Hermetic rotary compressors include, as main components, a hermetic container, an electric motor provided in the hermetic container, and a compression unit arranged in the hermetic container and driven by the electric motor to compress refrigerant gas. The electric motor includes a rotor firmly fixed on a crankshaft extending from a rocking scroll in the compression unit and a stator fixed to the hermetic container. Such a hermetic rotary compressor sucks the refrigerant gas into the compression unit and compresses the refrigerant gas by rotating the rotor to rotate the crankshaft and thereby rotates the rocking scroll provided on the crankshaft. The compressed refrigerant gas is discharged into the hermetic container to pass through the gap between the hermetic container and the stator and the gap between the rotor and the stator and is supplied through a discharge pipe to a refrigerator. Meanwhile, lubricating oil stored in the hermetic container is raised in a passageway in the crankshaft by the pressure-feeding action of an oil stirrer (twisted plate) provided in the passageway during the rotation of the crankshaft and supplied as a sealing oil and a lubricating oil to sliding portions of the compression unit and the like.
A hermetic rotary compressor having such a configuration causes deformation in the crankshaft because the torque increases when the refrigerant is compressed and the torque decreases when the high pressure refrigerant is discharged.
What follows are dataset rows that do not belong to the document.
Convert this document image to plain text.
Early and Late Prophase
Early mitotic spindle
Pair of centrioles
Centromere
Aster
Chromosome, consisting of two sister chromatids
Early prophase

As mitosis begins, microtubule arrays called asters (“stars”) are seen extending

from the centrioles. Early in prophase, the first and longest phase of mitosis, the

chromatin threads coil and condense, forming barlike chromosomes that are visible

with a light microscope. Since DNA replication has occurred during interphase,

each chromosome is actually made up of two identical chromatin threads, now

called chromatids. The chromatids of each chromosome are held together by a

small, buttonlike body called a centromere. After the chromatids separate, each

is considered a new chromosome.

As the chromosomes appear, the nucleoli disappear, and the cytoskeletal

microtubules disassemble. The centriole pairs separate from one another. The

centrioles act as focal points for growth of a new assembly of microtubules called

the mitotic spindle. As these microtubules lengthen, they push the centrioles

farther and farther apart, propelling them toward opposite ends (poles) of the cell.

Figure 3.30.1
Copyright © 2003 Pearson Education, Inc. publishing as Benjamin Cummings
The deformation in the crankshaft results from the load that the crankshaft receives from the rocking scroll and is increased during the rotation at higher speeds and under higher loads. As a result, vibrations and noises are generated.
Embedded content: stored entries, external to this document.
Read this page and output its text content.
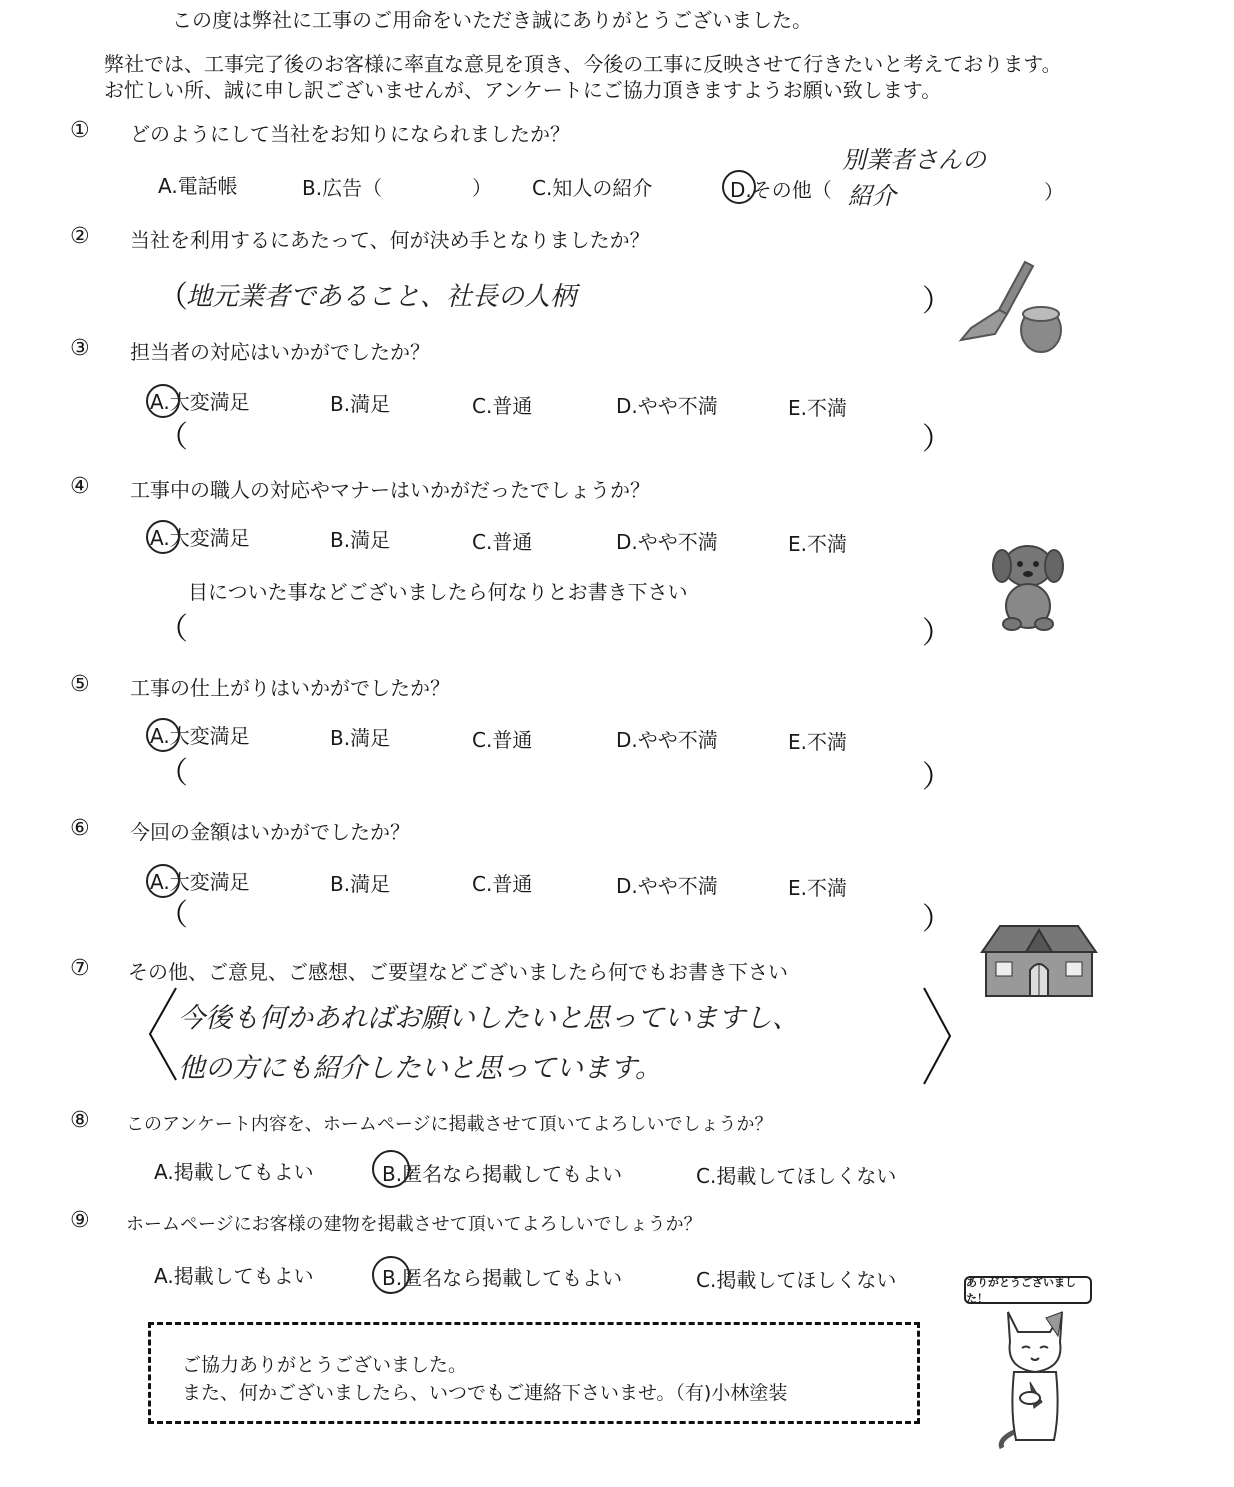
この度は弊社に工事のご用命をいただき誠にありがとうございました。
弊社では、工事完了後のお客様に率直な意見を頂き、今後の工事に反映させて行きたいと考えております。
お忙しい所、誠に申し訳ございませんが、アンケートにご協力頂きますようお願い致します。
① どのようにして当社をお知りになられましたか？
A.電話帳	B.広告（	） C.知人の紹介	D.その他（	）
別業者さんの
紹介
② 当社を利用するにあたって、何が決め手となりましたか？
（
地元業者であること、社長の人柄	）
③ 担当者の対応はいかがでしたか？
A.大変満足	B.満足	C.普通	D.やや不満	E.不満
（	）
④ 工事中の職人の対応やマナーはいかがだったでしょうか？
A.大変満足	B.満足	C.普通	D.やや不満	E.不満
目についた事などございましたら何なりとお書き下さい
（	）
⑤ 工事の仕上がりはいかがでしたか？
A.大変満足	B.満足	C.普通	D.やや不満	E.不満
（	）
⑥ 今回の金額はいかがでしたか？
A.大変満足	B.満足	C.普通	D.やや不満	E.不満
（	）
⑦ その他、ご意見、ご感想、ご要望などございましたら何でもお書き下さい
今後も何かあればお願いしたいと思っていますし、
他の方にも紹介したいと思っています。
⑧ このアンケート内容を、ホームページに掲載させて頂いてよろしいでしょうか？
A.掲載してもよい	B.匿名なら掲載してもよい	C.掲載してほしくない
⑨ ホームページにお客様の建物を掲載させて頂いてよろしいでしょうか？
A.掲載してもよい	B.匿名なら掲載してもよい	C.掲載してほしくない
ご協力ありがとうございました。
また、何かございましたら、いつでもご連絡下さいませ。（有)小林塗装
ありがとうございました！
To mitigate such vibrations and noises, conventional hermetic rotary compressors typically include components called balance weights attached on the axial ends of the rotor. Here, the balance weights are desirably made of a material that has a high specific gravity and allows no magnetic flux from the rotor to pass therethrough (low magnetic permeability), and brass is typically used. The brass is, however, expensive and it is desirable not to use the brass to reduce costs.
To dispense with the balance weights, a conventional rotor described in Patent Literature 1 has a through-opening, which is unbalanced with respect to the shaft hole as the center, in at least one axial end of the rotor. This configuration in the conventional technique described in Patent Literature 1 allows the rotor to produce the effect of the balance weights.